MH native, film pioneer dies in L.A.
Jennifer Alward, a Morgan Hill native and pioneering female
television executive and producer, died Sept. 18, 2002 in Los
Angeles. She was 53.
MH native, film pioneer dies in L.A.
Jennifer Alward, a Morgan Hill native and pioneering female television executive and producer, died Sept. 18, 2002 in Los Angeles. She was 53.
During her 20-year producing career, Alward developed more than 75 major projects, more than 20 of which were produced. Included were the Golden Globe-nominated miniseries “Family of Spies,” “Mrs. ‘Arris Goes To Paris,” starring Angela Lansbury and Omar Sharif, and “Crusader,” a Cable Ace award nominated biography of family-planning advocate Margaret Sanger starring Rod Steiger and Dana Delaney.

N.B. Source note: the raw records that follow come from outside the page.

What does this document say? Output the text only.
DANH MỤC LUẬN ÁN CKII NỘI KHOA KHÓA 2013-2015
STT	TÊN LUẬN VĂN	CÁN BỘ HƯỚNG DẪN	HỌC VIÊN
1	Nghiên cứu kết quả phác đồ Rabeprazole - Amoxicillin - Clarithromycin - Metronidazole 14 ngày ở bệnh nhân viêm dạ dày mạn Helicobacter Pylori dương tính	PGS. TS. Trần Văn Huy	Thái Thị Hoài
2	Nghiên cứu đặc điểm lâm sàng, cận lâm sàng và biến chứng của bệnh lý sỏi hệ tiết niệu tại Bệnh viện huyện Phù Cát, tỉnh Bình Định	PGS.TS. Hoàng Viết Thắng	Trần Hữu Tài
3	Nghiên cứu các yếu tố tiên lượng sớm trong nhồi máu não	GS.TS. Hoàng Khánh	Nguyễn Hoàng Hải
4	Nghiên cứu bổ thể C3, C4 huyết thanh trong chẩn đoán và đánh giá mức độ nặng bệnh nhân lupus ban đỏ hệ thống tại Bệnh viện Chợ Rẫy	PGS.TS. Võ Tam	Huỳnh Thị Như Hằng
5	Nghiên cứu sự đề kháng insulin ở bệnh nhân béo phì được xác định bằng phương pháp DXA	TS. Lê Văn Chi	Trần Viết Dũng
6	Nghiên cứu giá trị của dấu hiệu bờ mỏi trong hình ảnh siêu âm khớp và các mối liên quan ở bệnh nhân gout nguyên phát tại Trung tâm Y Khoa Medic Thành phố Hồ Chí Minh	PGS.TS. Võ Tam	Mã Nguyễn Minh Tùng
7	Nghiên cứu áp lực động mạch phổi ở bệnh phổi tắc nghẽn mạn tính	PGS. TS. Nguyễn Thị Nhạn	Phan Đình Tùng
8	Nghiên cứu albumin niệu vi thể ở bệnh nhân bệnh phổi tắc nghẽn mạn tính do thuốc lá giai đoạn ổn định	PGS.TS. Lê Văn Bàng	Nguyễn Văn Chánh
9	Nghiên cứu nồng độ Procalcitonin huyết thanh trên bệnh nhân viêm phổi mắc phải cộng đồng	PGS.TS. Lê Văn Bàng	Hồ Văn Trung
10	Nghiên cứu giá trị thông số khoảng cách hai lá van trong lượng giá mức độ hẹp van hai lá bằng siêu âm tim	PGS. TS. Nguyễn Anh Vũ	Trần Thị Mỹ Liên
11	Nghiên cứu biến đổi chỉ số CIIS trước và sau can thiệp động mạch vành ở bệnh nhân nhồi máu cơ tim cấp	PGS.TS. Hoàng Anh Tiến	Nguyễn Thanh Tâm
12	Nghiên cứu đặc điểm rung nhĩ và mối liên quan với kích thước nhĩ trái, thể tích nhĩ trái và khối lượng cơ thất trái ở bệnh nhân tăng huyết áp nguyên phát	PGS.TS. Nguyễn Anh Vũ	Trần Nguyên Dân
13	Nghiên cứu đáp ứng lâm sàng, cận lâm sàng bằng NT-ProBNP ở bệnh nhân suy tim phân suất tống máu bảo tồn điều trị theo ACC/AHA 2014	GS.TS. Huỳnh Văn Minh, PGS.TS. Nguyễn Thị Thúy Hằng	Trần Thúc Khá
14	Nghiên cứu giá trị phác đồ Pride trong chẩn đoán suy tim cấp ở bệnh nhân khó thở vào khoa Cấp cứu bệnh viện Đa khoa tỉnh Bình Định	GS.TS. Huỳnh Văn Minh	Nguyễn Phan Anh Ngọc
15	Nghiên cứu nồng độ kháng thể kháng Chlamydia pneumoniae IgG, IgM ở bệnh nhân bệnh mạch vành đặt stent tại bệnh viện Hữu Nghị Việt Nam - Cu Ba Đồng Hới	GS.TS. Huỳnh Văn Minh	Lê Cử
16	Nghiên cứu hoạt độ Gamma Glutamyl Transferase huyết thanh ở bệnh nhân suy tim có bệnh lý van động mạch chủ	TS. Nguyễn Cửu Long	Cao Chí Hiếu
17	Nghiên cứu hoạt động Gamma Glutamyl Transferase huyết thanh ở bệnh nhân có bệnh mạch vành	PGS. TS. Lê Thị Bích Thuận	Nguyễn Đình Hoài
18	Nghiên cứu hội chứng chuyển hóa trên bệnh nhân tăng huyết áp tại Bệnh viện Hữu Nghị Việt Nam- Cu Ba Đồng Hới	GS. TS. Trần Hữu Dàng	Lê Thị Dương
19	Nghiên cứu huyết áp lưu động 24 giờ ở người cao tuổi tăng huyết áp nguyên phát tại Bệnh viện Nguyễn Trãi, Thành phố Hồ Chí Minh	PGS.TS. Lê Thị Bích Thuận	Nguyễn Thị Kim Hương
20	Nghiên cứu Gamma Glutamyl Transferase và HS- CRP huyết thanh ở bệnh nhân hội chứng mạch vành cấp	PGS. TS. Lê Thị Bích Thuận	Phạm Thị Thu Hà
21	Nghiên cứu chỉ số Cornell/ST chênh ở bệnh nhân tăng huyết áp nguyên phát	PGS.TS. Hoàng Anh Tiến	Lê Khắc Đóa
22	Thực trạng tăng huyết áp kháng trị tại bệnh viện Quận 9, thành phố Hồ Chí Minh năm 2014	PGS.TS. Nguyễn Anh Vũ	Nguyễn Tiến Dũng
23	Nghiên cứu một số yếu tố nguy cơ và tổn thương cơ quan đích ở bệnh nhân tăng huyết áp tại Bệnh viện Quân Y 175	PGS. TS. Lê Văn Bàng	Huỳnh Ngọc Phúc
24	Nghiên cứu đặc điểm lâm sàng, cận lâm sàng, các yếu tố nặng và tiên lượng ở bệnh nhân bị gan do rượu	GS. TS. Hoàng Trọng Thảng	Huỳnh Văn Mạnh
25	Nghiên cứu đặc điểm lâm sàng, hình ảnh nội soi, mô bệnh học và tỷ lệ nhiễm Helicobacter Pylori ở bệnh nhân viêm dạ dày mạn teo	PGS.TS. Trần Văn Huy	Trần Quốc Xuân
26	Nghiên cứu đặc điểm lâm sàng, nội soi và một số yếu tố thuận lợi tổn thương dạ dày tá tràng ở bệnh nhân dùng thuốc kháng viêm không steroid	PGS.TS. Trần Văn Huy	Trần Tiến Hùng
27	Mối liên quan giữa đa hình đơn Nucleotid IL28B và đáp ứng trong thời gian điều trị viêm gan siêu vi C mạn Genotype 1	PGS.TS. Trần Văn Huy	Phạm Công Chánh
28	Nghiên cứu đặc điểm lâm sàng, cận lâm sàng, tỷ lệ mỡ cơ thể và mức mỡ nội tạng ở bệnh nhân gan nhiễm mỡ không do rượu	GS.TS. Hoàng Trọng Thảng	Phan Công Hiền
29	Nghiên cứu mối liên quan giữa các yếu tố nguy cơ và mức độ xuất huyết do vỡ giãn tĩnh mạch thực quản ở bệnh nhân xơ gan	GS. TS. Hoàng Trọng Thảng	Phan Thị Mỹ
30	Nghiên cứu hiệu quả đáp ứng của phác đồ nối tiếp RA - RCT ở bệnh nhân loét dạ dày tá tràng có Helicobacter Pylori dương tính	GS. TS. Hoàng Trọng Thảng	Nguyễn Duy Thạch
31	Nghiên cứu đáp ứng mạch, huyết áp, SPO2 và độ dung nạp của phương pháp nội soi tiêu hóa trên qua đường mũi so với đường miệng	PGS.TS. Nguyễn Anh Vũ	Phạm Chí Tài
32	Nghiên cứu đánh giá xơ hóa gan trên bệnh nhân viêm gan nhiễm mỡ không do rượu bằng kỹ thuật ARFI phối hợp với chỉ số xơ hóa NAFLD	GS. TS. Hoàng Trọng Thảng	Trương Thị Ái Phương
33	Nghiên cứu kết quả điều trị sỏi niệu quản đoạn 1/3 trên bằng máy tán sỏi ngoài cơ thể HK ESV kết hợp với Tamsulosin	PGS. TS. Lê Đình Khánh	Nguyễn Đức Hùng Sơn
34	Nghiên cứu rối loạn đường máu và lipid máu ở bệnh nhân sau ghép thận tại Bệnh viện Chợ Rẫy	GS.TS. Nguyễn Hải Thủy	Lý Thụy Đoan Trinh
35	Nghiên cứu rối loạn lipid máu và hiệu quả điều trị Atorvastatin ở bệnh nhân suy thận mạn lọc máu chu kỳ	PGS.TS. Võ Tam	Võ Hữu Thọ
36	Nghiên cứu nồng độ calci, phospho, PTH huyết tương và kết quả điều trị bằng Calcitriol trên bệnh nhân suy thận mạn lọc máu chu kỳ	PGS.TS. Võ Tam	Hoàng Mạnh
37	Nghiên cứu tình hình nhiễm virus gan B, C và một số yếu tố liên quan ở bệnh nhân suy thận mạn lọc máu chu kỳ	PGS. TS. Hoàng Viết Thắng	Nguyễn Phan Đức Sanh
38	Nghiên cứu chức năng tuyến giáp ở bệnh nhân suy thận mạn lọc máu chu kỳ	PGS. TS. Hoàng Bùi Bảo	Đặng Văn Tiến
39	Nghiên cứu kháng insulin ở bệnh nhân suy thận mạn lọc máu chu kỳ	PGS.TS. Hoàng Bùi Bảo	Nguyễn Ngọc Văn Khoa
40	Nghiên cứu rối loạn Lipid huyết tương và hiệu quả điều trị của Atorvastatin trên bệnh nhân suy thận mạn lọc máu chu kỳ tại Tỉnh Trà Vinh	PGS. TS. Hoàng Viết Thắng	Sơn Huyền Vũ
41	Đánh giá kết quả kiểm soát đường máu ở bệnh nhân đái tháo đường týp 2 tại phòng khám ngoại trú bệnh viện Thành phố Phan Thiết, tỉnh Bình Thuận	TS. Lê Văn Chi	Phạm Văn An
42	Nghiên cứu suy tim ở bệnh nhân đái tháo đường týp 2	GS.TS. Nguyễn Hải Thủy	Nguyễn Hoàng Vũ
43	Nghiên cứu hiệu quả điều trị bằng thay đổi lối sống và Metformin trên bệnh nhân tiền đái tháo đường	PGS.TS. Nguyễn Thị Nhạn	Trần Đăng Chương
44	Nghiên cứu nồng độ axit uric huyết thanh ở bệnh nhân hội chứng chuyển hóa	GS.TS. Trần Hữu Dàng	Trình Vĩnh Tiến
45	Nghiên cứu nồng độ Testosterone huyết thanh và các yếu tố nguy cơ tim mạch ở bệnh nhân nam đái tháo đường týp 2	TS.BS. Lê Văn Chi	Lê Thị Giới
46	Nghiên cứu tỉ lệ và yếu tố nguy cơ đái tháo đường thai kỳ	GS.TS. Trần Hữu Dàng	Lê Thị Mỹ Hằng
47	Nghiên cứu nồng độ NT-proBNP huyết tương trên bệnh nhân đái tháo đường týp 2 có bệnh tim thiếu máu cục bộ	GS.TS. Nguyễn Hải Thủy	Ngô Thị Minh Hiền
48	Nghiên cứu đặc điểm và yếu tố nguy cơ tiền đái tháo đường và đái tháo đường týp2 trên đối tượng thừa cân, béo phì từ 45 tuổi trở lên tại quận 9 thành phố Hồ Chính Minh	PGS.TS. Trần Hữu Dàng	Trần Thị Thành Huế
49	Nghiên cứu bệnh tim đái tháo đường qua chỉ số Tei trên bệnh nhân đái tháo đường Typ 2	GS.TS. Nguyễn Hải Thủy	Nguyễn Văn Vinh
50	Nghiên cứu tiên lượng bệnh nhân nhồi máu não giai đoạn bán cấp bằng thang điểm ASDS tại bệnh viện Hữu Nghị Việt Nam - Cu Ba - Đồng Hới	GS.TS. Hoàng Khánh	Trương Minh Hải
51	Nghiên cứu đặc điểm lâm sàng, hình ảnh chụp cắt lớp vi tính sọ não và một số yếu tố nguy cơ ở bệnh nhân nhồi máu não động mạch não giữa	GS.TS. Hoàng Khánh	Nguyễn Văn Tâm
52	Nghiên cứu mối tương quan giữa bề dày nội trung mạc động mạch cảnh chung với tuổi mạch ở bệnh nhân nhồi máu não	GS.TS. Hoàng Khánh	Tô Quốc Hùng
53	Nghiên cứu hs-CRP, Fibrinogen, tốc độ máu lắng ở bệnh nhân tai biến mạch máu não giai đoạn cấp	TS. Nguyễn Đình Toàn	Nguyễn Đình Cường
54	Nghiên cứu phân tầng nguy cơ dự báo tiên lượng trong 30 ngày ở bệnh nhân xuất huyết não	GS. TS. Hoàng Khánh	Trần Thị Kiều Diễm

For the screen, Alward originated and was credited as Consultant on “Gorillas In The Mist,” the biography of primate anthropologist Diane Fossey, and she produced “Hearts of Fire,” starring Bob Dylan. Alward founded her own production company, Morgan Hill Films, in 1986.
Alward, daughter of Forrest and Joan Alward, graduated from Live Oak High School and Cal State University, Long Beach where she received a degree in film and communications.
Alward began her entertainment industry career as press coordinator for Filmex, The Los Angeles International Film Exposition. She then began a decade of service at CBS Entertainment working in the network’s Standards and Practices department in New York and in the programming department at Television City in Los Angeles. Alward broke ground as both a woman executive and as a programmer. She brought Toronto’s SCTV group to American television and mediated sensitive censorship issues on shows including “All In The Family” and “The Smothers Brothers Comedy Hour.”
Alward was a perfectionist respected for her emphasis on bold projects and quality writing. Both values shone in her CBS drama “David’s Mother,” earning Emmy awards for actors Kirstie Alley and Michael Goorjian. Set among the conflicts of a mother, her autistic son and the social services system, Robert Ackerman directed the Bob Randall script that also won the coveted Humanitas Award for Television Longform Dramatic Writing and was the most honored film of the 1993-1994 television season.
Alward had sold and developed adaptations from Tennessee Williams, Horton Foote, Alexandre Dumas, Paul Gallico, Eudora Welty, and her favorite writer, Collette. At the time of her death, Alward was in pre-production on an ABC/ Disney project “Jingle,” which she was executive producing with Sandra Bullock, Terry Rossio and Ted Elliot with John Landis set to direct. She was also developing a project about the Hells Angels at HBO, where she had recently prepared a mini-series about Broadway penned by Pulitzer Prize winner Charles Busch.
Alward was a board member of the Caucus for Producers, Writers and Directors, a guest lecturer at the American Film Institute, an alumni adviser to the film program at Cal State Long Beach, and a curriculum development adviser at Los Angeles City College.
In work and in play, she treasured her Northern California country girl roots. She was a former surfer, an avid gardener and a Sierra Club member. The American Diabetes Association acknowledged Jennifer’s achievement at balancing a challenging career with a difficult disease when it profiled her as a cover subject in their October 1998 issue of “Forecast” magazine.
She leaves behind husband Patrick Faulstich, founder of Accurate Representaton, a literary management and production firm, and son Joseph Faulstich, sister Lynette Ross, brother Gordon Alward and friends in London, New York, Los Angeles and Morgan Hill.
A memorial service will be held at 11 a.m. Saturday at St John the Divine Episcopal Church, 17749 Peak Avenue, Morgan Hill, CA, 95037. In lieu of flowers, the family requests that donations be made to the American Diabetes Association.